Il y a, dans Plutarque, un livre intitulé: Des choses qui se portent bien... Heureux trois fois, et davantage, les livres sains, vivants, vigoureux et bien portants! Honneur et gloire aux livres qui se portent bien! Un livre en belle et bonne santé respire à chaque page une suave odeur de contentement, de force et de calme! Une passion bien portante est fière et forte; un vice même, bien portant, n'est pas digne absolument de nos mépris. Voyez Harpagon, voyez don Juan! Tu te portes bien, c'est-à-dire, ami, te voilà au niveau de la renommée et de la gloire, au niveau de toutes les fortunes! Tu te portes bien, c'est cela! Maître absolu de ton âme, tu vas marcher dans les bons sentiers, tu vas exprimer les nobles sentiments, tu vas parler la belle langue à l'accent grave, intelligente, éloquente, au niveau des plus secrets penchants de l'âme humaine.... Hélas! jamais histoire ou roman ne fut plus malade que ce triste Barnave, enfant mal venu d'un si jeune homme! Il n'y a rien de plus triste à voir, et de plus triste à suivre que ce fantôme de Barnave! Il a la fièvre, il a le délire; il passe, et coup sur coup, de l'exaltation sans cause au découragement sans motif; c'est un accès de tétanos, un véritable delirium tremens! Roman du vide et du néant! Marionnettes et polichinelles de l'histoire! Un théâtre où rien ne se passe, ou pas un ne parle à la façon bienséante, honorable et superbe de la force et de la santé. Fausse éloquence et fausse admiration! Hormis le pieux respect dont la reine Marie-Antoinette est entourée, hormis quelques pages véhémentes à propos de Mirabeau, et peut-être aussi le Retour de Varennes, tout est faux, absurde et trivial dans ce roman sans forme; ici, le moindre bruit est le bruit d'une trompette; ici, le silence est un râle! On n'a pas affaire à des hommes, tout au plus à des fantômes. Je vis, un jour, dans l'ancienne salle des Doges, à Gênes, un simulacre de statues recouvertes d'une toile blanche... on les eût prises, de loin, pour des marbres... ce n'étaient que des mannequins, remplaçant misérablement des statues mutilées.

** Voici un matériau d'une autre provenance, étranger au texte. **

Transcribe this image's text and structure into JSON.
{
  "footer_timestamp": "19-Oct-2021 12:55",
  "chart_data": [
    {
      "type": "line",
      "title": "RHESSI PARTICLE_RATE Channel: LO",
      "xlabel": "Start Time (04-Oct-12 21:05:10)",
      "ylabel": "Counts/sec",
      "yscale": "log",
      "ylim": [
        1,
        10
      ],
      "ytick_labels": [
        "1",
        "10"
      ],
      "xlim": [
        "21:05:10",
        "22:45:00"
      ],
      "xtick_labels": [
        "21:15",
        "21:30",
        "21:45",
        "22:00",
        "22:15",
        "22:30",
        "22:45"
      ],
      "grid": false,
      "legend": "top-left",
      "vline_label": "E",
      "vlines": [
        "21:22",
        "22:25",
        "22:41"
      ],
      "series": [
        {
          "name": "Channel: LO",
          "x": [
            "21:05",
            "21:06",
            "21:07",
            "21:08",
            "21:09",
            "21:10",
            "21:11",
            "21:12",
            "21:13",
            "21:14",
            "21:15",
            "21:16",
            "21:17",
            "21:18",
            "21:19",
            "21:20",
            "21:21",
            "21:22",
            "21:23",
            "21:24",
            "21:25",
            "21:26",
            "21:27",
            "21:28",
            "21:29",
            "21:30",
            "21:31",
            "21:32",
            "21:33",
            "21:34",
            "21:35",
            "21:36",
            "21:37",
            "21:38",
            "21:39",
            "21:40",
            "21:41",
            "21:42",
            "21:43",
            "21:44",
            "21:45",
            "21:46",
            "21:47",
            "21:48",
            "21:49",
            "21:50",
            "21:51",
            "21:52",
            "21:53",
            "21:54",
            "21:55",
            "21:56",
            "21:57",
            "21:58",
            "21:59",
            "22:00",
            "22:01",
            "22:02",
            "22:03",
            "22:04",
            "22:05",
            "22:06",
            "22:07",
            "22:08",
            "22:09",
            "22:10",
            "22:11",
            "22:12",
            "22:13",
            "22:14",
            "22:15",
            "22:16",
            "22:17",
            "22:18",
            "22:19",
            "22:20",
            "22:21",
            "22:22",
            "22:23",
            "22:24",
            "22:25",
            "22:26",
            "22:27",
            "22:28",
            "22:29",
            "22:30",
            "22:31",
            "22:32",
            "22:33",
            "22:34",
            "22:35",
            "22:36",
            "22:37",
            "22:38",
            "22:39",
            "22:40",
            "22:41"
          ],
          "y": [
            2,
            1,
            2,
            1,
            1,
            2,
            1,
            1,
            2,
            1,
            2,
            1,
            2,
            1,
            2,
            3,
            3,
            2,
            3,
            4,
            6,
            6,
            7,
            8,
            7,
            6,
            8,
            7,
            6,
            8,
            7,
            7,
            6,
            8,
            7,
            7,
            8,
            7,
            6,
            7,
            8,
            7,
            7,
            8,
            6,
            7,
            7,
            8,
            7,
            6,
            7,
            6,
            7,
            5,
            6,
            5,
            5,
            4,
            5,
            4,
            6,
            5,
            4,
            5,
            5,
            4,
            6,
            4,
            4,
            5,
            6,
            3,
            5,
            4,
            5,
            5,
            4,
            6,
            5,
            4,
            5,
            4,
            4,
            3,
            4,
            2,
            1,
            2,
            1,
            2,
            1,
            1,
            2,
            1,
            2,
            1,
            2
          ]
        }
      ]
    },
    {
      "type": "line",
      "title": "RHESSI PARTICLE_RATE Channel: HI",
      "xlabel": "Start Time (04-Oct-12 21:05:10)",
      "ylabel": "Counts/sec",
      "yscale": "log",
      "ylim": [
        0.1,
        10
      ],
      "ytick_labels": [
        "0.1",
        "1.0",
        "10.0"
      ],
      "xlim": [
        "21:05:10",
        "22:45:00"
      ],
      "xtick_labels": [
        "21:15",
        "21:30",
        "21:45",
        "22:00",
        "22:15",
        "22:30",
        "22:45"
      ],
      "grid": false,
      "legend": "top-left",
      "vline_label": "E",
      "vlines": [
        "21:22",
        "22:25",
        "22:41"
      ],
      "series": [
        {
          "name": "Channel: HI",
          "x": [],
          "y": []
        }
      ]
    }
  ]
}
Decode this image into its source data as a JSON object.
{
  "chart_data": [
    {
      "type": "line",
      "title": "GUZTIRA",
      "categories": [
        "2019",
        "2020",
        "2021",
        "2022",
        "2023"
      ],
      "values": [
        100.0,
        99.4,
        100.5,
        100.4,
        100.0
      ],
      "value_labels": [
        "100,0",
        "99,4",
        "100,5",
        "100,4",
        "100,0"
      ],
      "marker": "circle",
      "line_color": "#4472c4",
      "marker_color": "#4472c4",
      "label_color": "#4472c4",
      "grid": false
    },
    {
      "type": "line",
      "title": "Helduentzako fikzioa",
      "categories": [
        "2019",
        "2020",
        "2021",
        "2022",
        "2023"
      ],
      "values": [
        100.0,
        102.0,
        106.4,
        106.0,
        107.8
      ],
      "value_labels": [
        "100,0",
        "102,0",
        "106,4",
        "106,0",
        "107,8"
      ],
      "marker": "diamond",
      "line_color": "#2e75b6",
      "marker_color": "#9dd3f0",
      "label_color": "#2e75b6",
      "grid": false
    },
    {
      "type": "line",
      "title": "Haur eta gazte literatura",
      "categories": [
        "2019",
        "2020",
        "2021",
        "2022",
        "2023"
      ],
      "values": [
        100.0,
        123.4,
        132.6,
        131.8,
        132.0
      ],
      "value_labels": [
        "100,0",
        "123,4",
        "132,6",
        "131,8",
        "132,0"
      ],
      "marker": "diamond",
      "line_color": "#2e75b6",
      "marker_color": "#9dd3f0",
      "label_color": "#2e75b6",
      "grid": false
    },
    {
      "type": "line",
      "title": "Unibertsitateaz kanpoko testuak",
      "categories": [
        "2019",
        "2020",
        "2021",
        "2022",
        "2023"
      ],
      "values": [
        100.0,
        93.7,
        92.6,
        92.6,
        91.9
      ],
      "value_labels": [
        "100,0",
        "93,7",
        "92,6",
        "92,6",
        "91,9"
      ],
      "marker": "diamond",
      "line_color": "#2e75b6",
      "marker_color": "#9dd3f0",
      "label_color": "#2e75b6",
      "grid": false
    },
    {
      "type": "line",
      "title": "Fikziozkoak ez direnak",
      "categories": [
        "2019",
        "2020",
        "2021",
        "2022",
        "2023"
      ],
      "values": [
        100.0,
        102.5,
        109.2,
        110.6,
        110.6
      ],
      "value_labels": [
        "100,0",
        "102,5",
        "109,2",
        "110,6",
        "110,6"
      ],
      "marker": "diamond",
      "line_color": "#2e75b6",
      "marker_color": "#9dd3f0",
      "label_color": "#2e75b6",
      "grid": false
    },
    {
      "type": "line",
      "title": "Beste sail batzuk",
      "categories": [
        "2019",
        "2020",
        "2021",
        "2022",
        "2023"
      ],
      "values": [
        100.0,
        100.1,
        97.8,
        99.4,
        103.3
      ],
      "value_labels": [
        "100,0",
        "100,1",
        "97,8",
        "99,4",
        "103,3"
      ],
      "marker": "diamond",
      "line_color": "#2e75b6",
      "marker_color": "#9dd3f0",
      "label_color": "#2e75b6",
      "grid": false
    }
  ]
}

Que vous dirais-je? On peut comparer ce vieux livre, oublié dans les limbes, à cette lanterne, où tantôt la flamme envahit le verre enfumé, où tantôt la flamme éteinte emplit de nuages et de nuit ces verres magiques, sur lesquels devraient briller et resplendir: Madame la Lune et Monsieur le Soleil... Voilà mon œuvre! Hélas! il n'y a rien de plus absurde et de plus mal fait. «Un fagot mal lié!» me disait un jour M. Sainte-Beuve.... et je le trouve indulgent, comme s'il n'y avait pas: fagots et fagots!

Je ferme ici ma parenthèse, et même il me semble que voilà bien longtemps déjà qu'elle est ouverte. Ainsi nous reprendrons, s'il vous plaît, la première préface à l'endroit même où nous l'avons laissée il n'y a qu'un instant, mais cet instant de flagellation m'a paru diablement long.